张廖被扯到闺房门口,赶紧缩回身子,低着头不敢言语。
“快来,跟我演戏!”
“女子闺房,男子不可进!”张廖拱手推辞。
“快呀!”齐雪又拽他,却没拽动。
“进不得,进不得!为了雪儿的清誉,我是万万进不得!”
“墨迹!”齐雪改拉为拽,伸手抓住张廖的脖领,一把将他薅了进来。
张廖嘴上说着抗拒,心里却暗暗窃喜——自古能进姑娘闺房的,哪一个不是心上人?
“我不是看在雪儿面上,必斩你!”
噌的一声,陈鸿烈抽出佩剑,剑鸣瘆人。
月光下,剑影映在方承嗣的脸上,他却毫无惧色。
方承嗣心里其实也怕,怕自己一动手,会给齐雪惹来麻烦。
但身为主公的家臣,他死也不会退让半步。
他正左右为难,恰在此时,屋里传来张廖的声音,替他解围。
“木斋,进来吧。
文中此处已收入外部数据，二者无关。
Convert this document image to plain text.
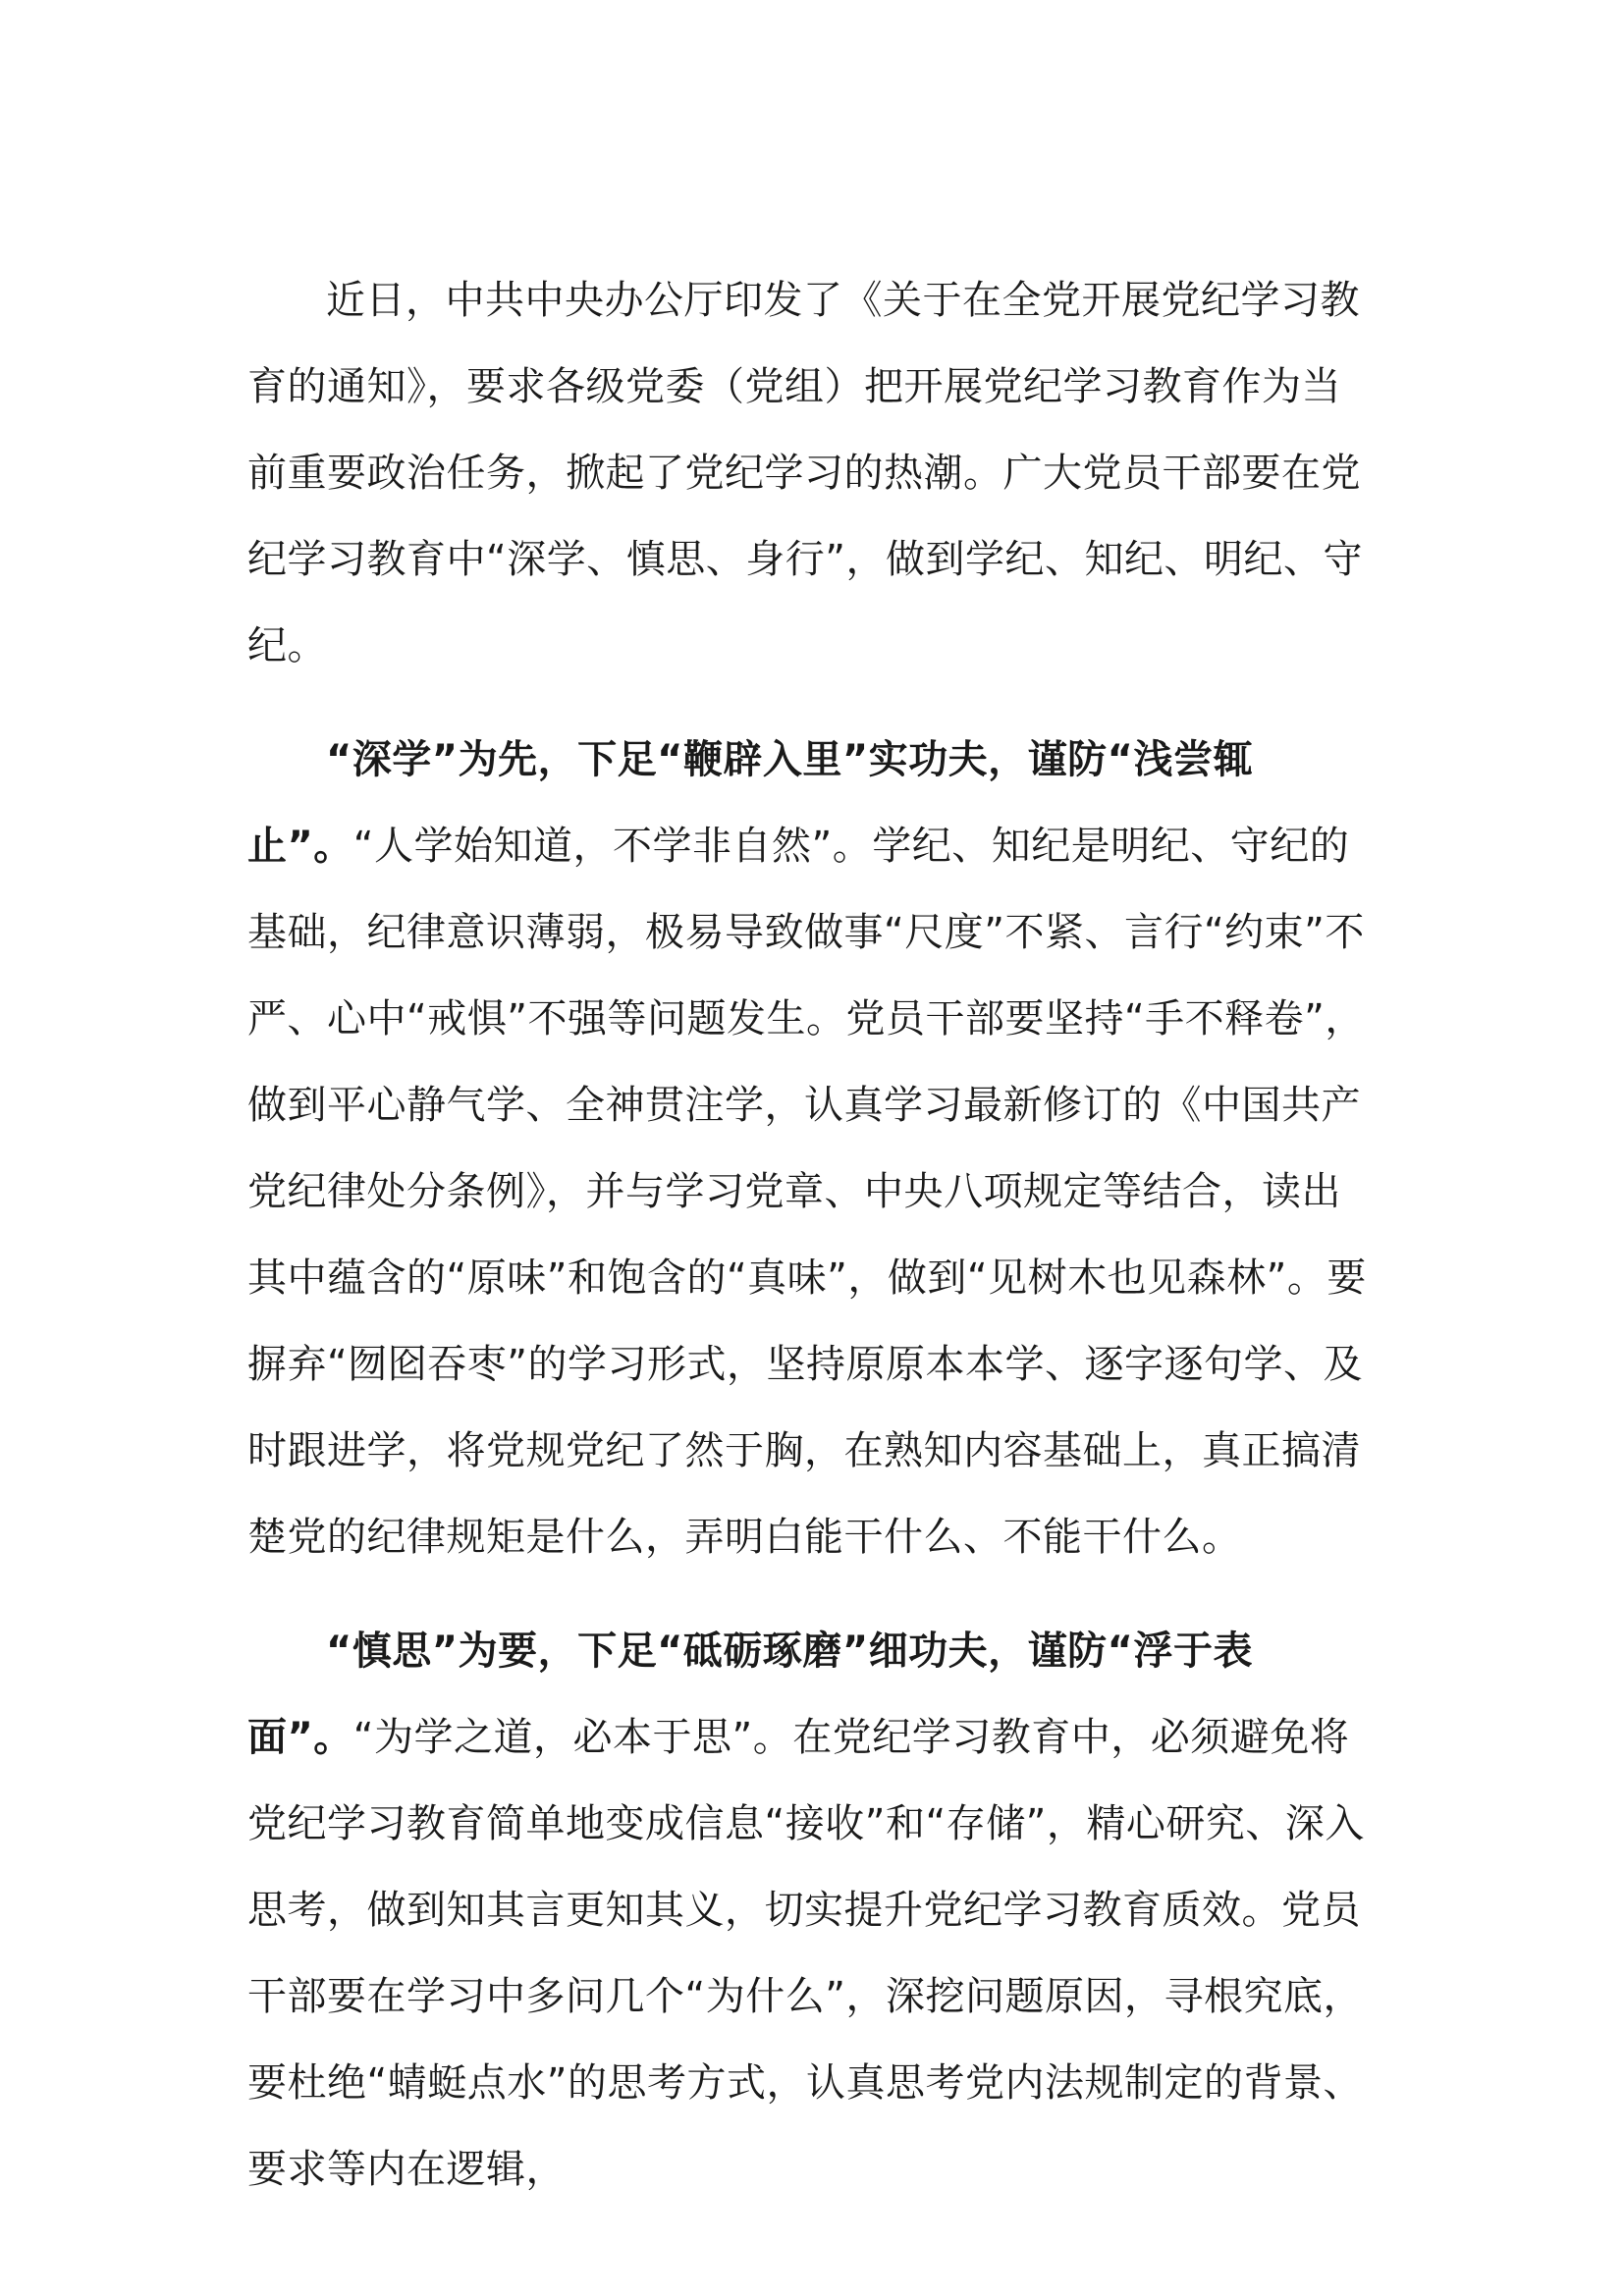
近日，中共中央办公厅印发了《关于在全党开展党纪学习教育的通知》，要求各级党委（党组）把开展党纪学习教育作为当前重要政治任务，掀起了党纪学习的热潮。广大党员干部要在党纪学习教育中“深学、慎思、身行”，做到学纪、知纪、明纪、守纪。

“深学”为先，下足“鞭辟入里”实功夫，谨防“浅尝辄止”。“人学始知道，不学非自然”。学纪、知纪是明纪、守纪的基础，纪律意识薄弱，极易导致做事“尺度”不紧、言行“约束”不严、心中“戒惧”不强等问题发生。党员干部要坚持“手不释卷”，做到平心静气学、全神贯注学，认真学习最新修订的《中国共产党纪律处分条例》，并与学习党章、中央八项规定等结合，读出其中蕴含的“原味”和饱含的“真味”，做到“见树木也见森林”。要摒弃“囫囵吞枣”的学习形式，坚持原原本本学、逐字逐句学、及时跟进学，将党规党纪了然于胸，在熟知内容基础上，真正搞清楚党的纪律规矩是什么，弄明白能干什么、不能干什么。

“慎思”为要，下足“砥砺琢磨”细功夫，谨防“浮于表面”。“为学之道，必本于思”。在党纪学习教育中，必须避免将党纪学习教育简单地变成信息“接收”和“存储”，精心研究、深入思考，做到知其言更知其义，切实提升党纪学习教育质效。党员干部要在学习中多问几个“为什么”，深挖问题原因，寻根究底，要杜绝“蜻蜓点水”的思考方式，认真思考党内法规制定的背景、要求等内在逻辑，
”
陈鸿烈推门进屋,探头朝齐雪的闺房瞧了瞧。
闺房内,他看到张廖坐在齐雪的床边,心里五味杂陈
其实他也想进去,却碍于礼节,只能止步。
“是……是陈……”齐雪声若游丝。
张廖会意,扬声道:“进来吧!”他的语气带着几分骄傲,仿佛在宣誓主权。
“雪儿……”陈鸿烈瞧了眼张廖,又连忙改口,“齐姑娘好些了?”
“哎,被那贼子吓坏了!”张廖声音低沉,瞥了一眼面色红润,却偏装奄奄一息的齐雪。
“没丢多少盐?”
“啊!你果然……”齐雪猛地睁眼大喊,接着想到什么,又赶紧眯起眼,气若游丝道,“你还是担心盐,不是担心我。”
陈鸿烈眉头一跳,歪着头,一脸茫然:“哎?”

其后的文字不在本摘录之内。